最初は「じー」から。リズムにのって3拍「じー」と弾きます。音楽を聴いて、タイミングよく入ることができました。

次は「けーぶるかー」ちょっとこれは難しかったようです。ヘ音記号のドとソ、ト音記号のドとソを下から上に4拍ずつのばして弾き、今度は上から下に下りてくるのですが、1回目は途中で違う音を弾いてしまいました。

「間違っちゃった。」「事故がおきちゃったね。」ということで、もう一回。今度は、ドソドソと上手に上がれたのですが、下りるときにソを弾かずにドの音から始めてしまいました。

「早く発車しすぎちゃった。」ということで、3回目のチャレンジ。今度は上手に弾けました。

小さいお子さんは特に楽しく

ピアノが上達するために、練習はどうしても必要です。ただ、せっかく練習するのなら、やっぱり楽しいほうが良い。特に小さいお子さんはそうですね。

楽しいから練習する、練習するから上手になる、上手になるからさらに楽しくなる。こんなふうにつながっていくことが理想です。

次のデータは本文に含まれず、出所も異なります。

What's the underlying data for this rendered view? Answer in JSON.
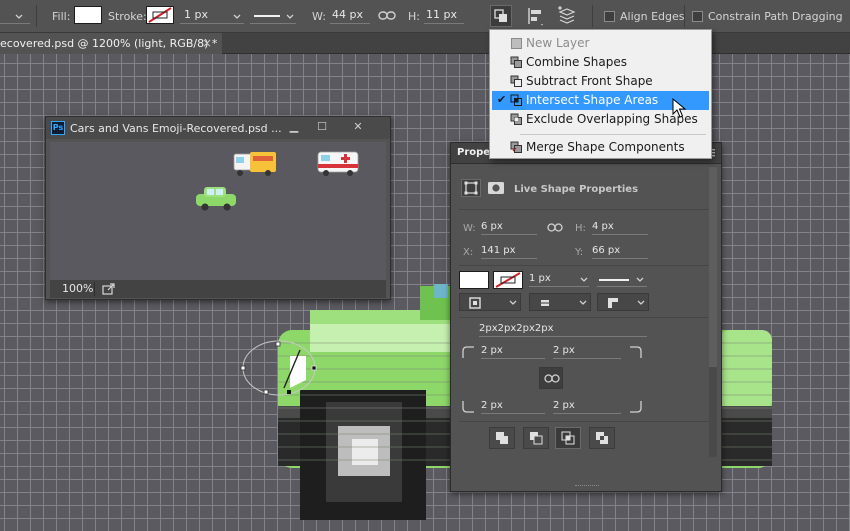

最後に「まつぼっくり」の歌を一緒に歌いながら、手遊びをして終わりましたが、にこにこして帰っていく様子を見ながら、楽しさと内容の両方を、レッスンの中で味わえるように、さらに工夫していこうと改めて思いました。

幼稚園・保育園でピアノを弾くときに

たうらピアノ教室には、幼稚園の先生や保育士を目指す学生さんもレッスンに来ています。現役の保育士さんや小学校の先生がレッスンに来ていたこともありました。

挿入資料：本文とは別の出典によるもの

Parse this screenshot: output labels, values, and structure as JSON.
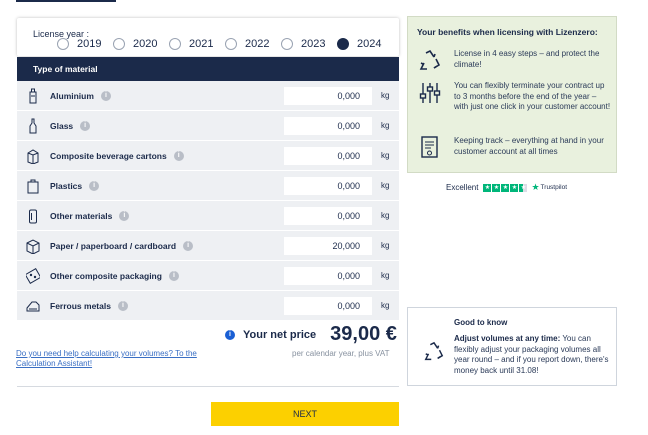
{
  "license": {
    "label": "License year :",
    "years": [
      {
        "label": "2019",
        "checked": false
      },
      {
        "label": "2020",
        "checked": false
      },
      {
        "label": "2021",
        "checked": false
      },
      {
        "label": "2022",
        "checked": false
      },
      {
        "label": "2023",
        "checked": false
      },
      {
        "label": "2024",
        "checked": true
      }
    ]
  },
  "table": {
    "header": "Type of material",
    "unit": "kg",
    "rows": [
      {
        "label": "Aluminium",
        "value": "0,000",
        "icon": "spray-can-icon"
      },
      {
        "label": "Glass",
        "value": "0,000",
        "icon": "bottle-icon"
      },
      {
        "label": "Composite beverage cartons",
        "value": "0,000",
        "icon": "carton-icon"
      },
      {
        "label": "Plastics",
        "value": "0,000",
        "icon": "plastic-bag-icon"
      },
      {
        "label": "Other materials",
        "value": "0,000",
        "icon": "can-icon"
      },
      {
        "label": "Paper / paperboard / cardboard",
        "value": "20,000",
        "icon": "box-icon"
      },
      {
        "label": "Other composite packaging",
        "value": "0,000",
        "icon": "blister-pack-icon"
      },
      {
        "label": "Ferrous metals",
        "value": "0,000",
        "icon": "tin-can-icon"
      }
    ]
  },
  "price": {
    "label": "Your net price",
    "value": "39,00 €",
    "sub": "per calendar year, plus VAT"
  },
  "help_link": "Do you need help calculating your volumes? To the Calculation Assistant!",
  "next_label": "NEXT",
  "benefits": {
    "title": "Your benefits when licensing with Lizenzero:",
    "items": [
      {
        "text": "License in 4 easy steps – and protect the climate!",
        "icon": "recycle-icon"
      },
      {
        "text": "You can flexibly terminate your contract up to 3 months before the end of the year – with just one click in your customer account!",
        "icon": "sliders-icon"
      },
      {
        "text": "Keeping track – everything at hand in your customer account at all times",
        "icon": "document-icon"
      }
    ]
  },
  "trustpilot": {
    "rating_word": "Excellent",
    "brand": "Trustpilot",
    "stars": 4.5
  },
  "good_to_know": {
    "title": "Good to know",
    "bold": "Adjust volumes at any time:",
    "text": " You can flexibly adjust your packaging volumes all year round – and if you report down, there's money back until 31.08!"
  },
  "colors": {
    "navy": "#1b2a4a",
    "accent_yellow": "#fcd000",
    "benefit_bg": "#e9f1de",
    "trustpilot_green": "#00b67a"
  }
}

お仕事で、ピアノを弾く必要のある生徒さんの場合には、小さいお子さんのレッスンとは違って「実際に弾いている場面をしっかり考える」ということが大切です。

常に子どもたちを見ながら弾く

例えば、保育園でピアノを弾きながら子どもたちが歌を歌っている場面を想像してみましょう。

日常の中で、「おべんとうのうた」を弾きながら、子どもたちが歌うとしたら、これから食べるお弁当を前にして、食事が楽しく取れるようにしたいですね。ピアノを弾いて、その雰囲気作りをしていくことになります。

では、そのためには、どうしたら良いでしょうか。一つは、ピアノが自信を持って弾けていること。気持ちは音楽に表れますから、自信を持って弾いていると、それだけで場の雰囲気を作る大きな力になります。

同時に、子どもたちの様子を見ながら弾くことも欠かせません。子どもたちは、先生の視線を実によくとらえます。ここの部分については、実際に多くの中学生を見てきてその実感を持っているので、とてもよく分かります。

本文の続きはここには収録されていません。